What it means: The Dolphins have signed a player to replace Needham as the team’s nickel cornerback the past two offseasons, but he continued to shine and rise to the top of the depth chart. Maybe with the team’s full support, and investment his game can reach another level.

However, his return isn’t guaranteed because another team could offer Needham a multi-year contract the Dolphins might decide against matching, which would secure a second-round pick for Miami in exchange for his departure.

DE Emmanuel Ogbah — Signed a four-year, $65M ($32M in guaranteed money) deal.

The player: Ogbah has recorded 83 tackles, 45 quarterback hits, 18 sacks, four forced fumbles and 17 pass deflections in his two seasons in Miami.

What it means: Ogbah is the most important player in the Dolphins’ defensive front because he has the versatility to play in any scheme, which is critical to make the hybrid system work.

By re-signing the 28-year-old, anything Miami does to enhance its defensive line from here on out is a luxury because the unit now has five capable NFL starters in Ogbah, Christian Wilkins, Raekwon Davis, Jaelan Phillips and Zach Sieler.

QB Teddy Bridgewater — Signing a one-year deal with a max value of $10M ($6.5M guaranteed money).

The player: Bridgewater, a South Florida native, will be joining his fifth NFL team in his ninth season. He holds a 33-30 record as an NFL starter, and has a cumulative passer rating of 90.7.

He started 14 games for the Denver Broncos last season, going 7-7, completing 66.9 percent of his passes while throwing for 3,052 yards, with 18 touchdowns and seven interceptions.

What it means: Bridgewater is a perfect fit for the Mike Shanahan-inspired offense new Dolphins coach Mike McDaniel intends on installing. He’s a play-action based quarterback who has movement skills, and throws with accuracy and precision. While 2020 first-round pick Tua Tagovailoa viewed as Miami’s starting quarterback we could be looking at a Ryan Tannehill-Marcus Mariota-like situation if the 2020 first-round pick falters. Bridgewater has shined in every quarterback battle he’s been in during his career.

WR Cedric Wilson Jr. — Agreed to a three-year deal worth $22.8M, with $12.75M guaranteed.

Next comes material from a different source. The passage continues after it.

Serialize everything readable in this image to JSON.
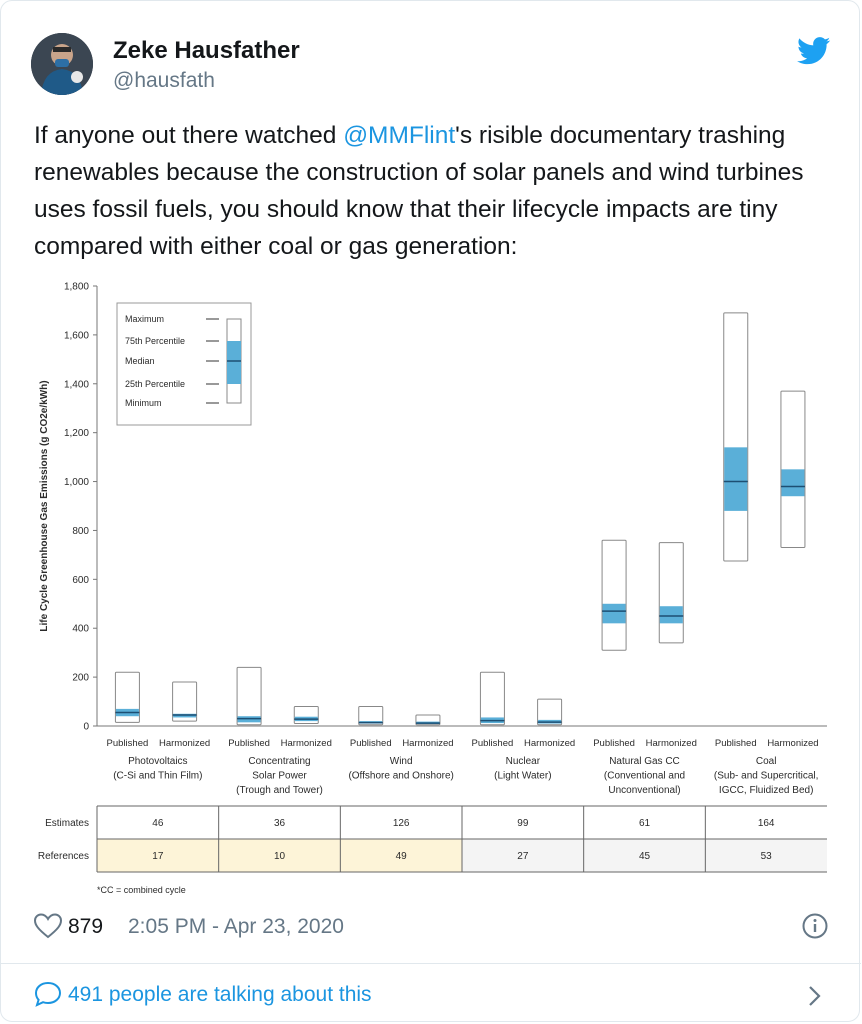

The player: Wilson is an athletic, 6-foot-3 deep threat, who had a coming out party season last year in Dallas, setting career highs with 45 receptions, which he turned into 602 receiving yards and six touchdowns.

What it means: Wilson has the versatility to run every route needed in Miami’s offense, which should make him an ideal complement for Jaylen Waddle and DeVante Parker, if the Dolphins decide to keep the eighth-year veteran. While depth remains an issue at receiver, Miami now possesses three NFL starters, and four potential playmakers if Lynn Bowden Jr. is factored in.

RB Chase Edmonds — Agreed to two-year, $12M deal with $6.1M of it guaranteed.

The player: Edmonds has started 15 of the 57 games he’s played in his first four seasons, rushing for 1,551 yards and scoring nine rushing touchdowns on the 333 carries he had in regular-season games. He’s also caught 128 passes for 921 yards and scored five touchdowns on receptions. Throughout his career, he’s caught 78 percent of the passes thrown his way and averaged 7.2 yards per reception.

What it means: McDaniel has added a Deebo Samuels-like playmaker to Miami’s offense, giving the team a versatile athlete who can seamlessly go from tailback to receiver on any given snap. Most importantly, Edmonds has the speed to get to the edge on wide-zone runs, which is the scheme this offense intends to run. He’ll compete with Myles Gaskin, Salvon Ahmed and Gerrid Doak for playing time and the starting spot.

CB Keion Crossen — Agreed to a three-year, $10.5M deal.

The player: Crossen, a former Western Carolina standout, has contributed 86 tackles, one sack, forced one fumble and recovered one during his first four seasons in the NFL. He’s played 501 snaps on defense, and 938 snaps on special teams the past three seasons.

What it means: Crossen is respected as a tough, and physical cornerback who has excelled on special teams throughout his career. He’s been traded twice in his four seasons for a pair of sixth-round picks, so he has ability that NFL teams covet. Where he fits into this secondary likely depends on how well he can man the nickel spot.